Ellaisa Marquis

Personal information
- Date of birth: 1 February 1991 (age 35)
- Height: 1.65 m (5 ft 5 in)
- Position: Midfielder

College career
- Years: Team / Apps / (Gls)
- 2012: Trinidad State Trojans
- 2013: MidAmerica Nazarene Pioneers

Senior career*
- Years: Team / Apps / (Gls)
- 2011: Nemesis FC
- 2015: Dennery FC
- 2024-: Avenir FC

International career^{‡}
- 2009: Saint Lucia U20 / 4 / (1)
- 2010–: Saint Lucia / 7 / (3)

= Ellaisa Marquis =

Saint Lucian footballer

Ellaisa Marquis (born 1 February 1991) is a Saint Lucian footballer who plays as a midfielder for the Saint Lucia women's national team, and has led the team as captain for many years. In 2019, Saint Lucia Star called her Saint Lucia's "marquis player" in women's football. Marquis was awarded the Senior Female Footballer of the Year for 2015 by the St Lucia Football Association (SLFA).

Her most recent international competitions have included the 2020 CONCACAF Women's Olympic Qualifying Championship qualification, and the 2019 Windward Island Senior Women's Tournament, during which she scored the winning goals against St Vincent and the Grenadines, and against Dominica. Since returning from the United States, where she played for the MidAmerica Nazarene Pioneers, Marquis has served as captain of the Dennery senior women's football team, and was named Most Valuable Player in the 2018 SLFA club championship tournament, when Dennery successfully defended the title. She was shortlisted for the National Sports Awards "Sportswoman of the Year" in 2019.

==Early life==
Marquis was raised in Dennery. She attended the Leon Hess Comprehensive Secondary School. In addition to football, she played basketball and volleyball, and was shortlisted for Saint Lucia sportswoman of the year in 2011. After she received nominations from both the St Lucia Football Association and the St Lucia Basketball Association, the Saint Lucia Star called Marquis "a very unique and special athlete". At the time, she was a member of Nemesis FC of Castries, winners of the National Female Championship.

== College career ==
In 2012, Marquis received a scholarship offer to attend Trinidad State Junior College in Colorado, United States. While playing in the United States in 2013, Marquis was scouted for the Keyano College Huskies women's soccer team in Fort McMurray, Alberta, Canada, along with Saint Lucia teammate Zanique Celestin.

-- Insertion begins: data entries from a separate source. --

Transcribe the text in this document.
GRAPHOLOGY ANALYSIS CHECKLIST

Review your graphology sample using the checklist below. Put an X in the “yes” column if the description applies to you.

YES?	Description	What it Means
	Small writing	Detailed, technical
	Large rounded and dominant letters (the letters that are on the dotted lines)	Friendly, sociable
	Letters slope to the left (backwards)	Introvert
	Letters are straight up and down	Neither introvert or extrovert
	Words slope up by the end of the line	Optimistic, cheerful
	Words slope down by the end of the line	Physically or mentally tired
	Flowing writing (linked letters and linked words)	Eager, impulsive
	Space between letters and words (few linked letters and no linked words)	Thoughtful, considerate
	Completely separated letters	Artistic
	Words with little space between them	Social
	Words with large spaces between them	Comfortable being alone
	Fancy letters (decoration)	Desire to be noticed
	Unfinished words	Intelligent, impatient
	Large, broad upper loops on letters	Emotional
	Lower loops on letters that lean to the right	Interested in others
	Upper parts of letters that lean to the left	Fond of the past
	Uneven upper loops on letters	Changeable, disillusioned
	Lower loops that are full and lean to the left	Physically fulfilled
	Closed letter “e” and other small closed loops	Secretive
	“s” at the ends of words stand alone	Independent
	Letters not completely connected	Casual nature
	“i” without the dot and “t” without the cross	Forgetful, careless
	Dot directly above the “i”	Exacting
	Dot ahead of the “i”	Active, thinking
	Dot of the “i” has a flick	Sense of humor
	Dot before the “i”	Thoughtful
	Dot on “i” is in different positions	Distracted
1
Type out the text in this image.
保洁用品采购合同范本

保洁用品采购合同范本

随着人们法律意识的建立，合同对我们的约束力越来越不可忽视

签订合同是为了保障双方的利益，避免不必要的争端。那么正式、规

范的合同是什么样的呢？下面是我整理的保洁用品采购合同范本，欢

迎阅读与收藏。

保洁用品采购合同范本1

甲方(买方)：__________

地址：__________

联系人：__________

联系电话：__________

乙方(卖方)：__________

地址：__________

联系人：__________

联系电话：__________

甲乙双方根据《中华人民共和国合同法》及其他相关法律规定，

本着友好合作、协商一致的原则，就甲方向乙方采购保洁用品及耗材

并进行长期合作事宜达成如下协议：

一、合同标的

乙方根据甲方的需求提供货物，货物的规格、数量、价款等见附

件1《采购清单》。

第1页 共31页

However, that fall, Marquis played for the MidAmerica Nazarene University women's soccer team in Olathe, Kansas, as a junior forward. By the end of November 2013, the MidAmerica Nazarene Pioneers were having their best season in the history of the women's soccer program (13–3–3), with Marquis contributing 7 goals and 8 assists. Marquis was named to the Heart of America Athletic Conference 2013 All-Conference Women's Soccer First Team as a midfielder.

== Club career ==
After her return from the United States, Marquis was the captain of the Dennery senior women's football team, which won the Saint Lucia Football Association championship tournament in 2017 and 2018. At the 2018 SLFA senior women's tournament, Marquis, who played on defense, received awards for Most Valuable Player, as well as Most Goals. Singling out Marquis's performance at the tournament, Ces Podd, assistant general secretary and technical director of the SLFA, told The VOICE, "I am concerned that someone of her ability is not playing professional football in one of the women's teams in the USA or Europe, that is something we have to make sure doesn't happen with our gifted players. We need to try to get them out there. Over the last year I have seen her, she has had an exceptional year."

== International career ==
Saint Lucia placed second in the 2019 Windward Islands Senior Women's Tournament, which was won by St Vincent and the Grenadines (SVG). Captain Marquis had scored the only goal of the first match against SVG on a penalty kick, and also scored the winning goal in the second match against Dominica, which St Lucia won 3–2. During the press conference following the game against Dominica, Marquis said, "I just wanted to keep the team motivated and continue fighting." Although expectations were high that Saint Lucia would win the trophy for the first time in history, Saint Lucia lost against Grenadines and placed second based on goal differential.

In contrast, Saint Lucia had had a last-place finish at the first WIFA women's tournament in 2015, when Marquis – playing as a defensive midfielder – nevertheless managed to share the award for Most Goals with Dominica's Aaliya Titre. Following the 2017 Windward Island Senior Women's Tournament, Marquis was awarded Best Midfielder and was recognized by the SLFA for her "unparalleled" technical level, as well as "her amazing poise and football intelligence".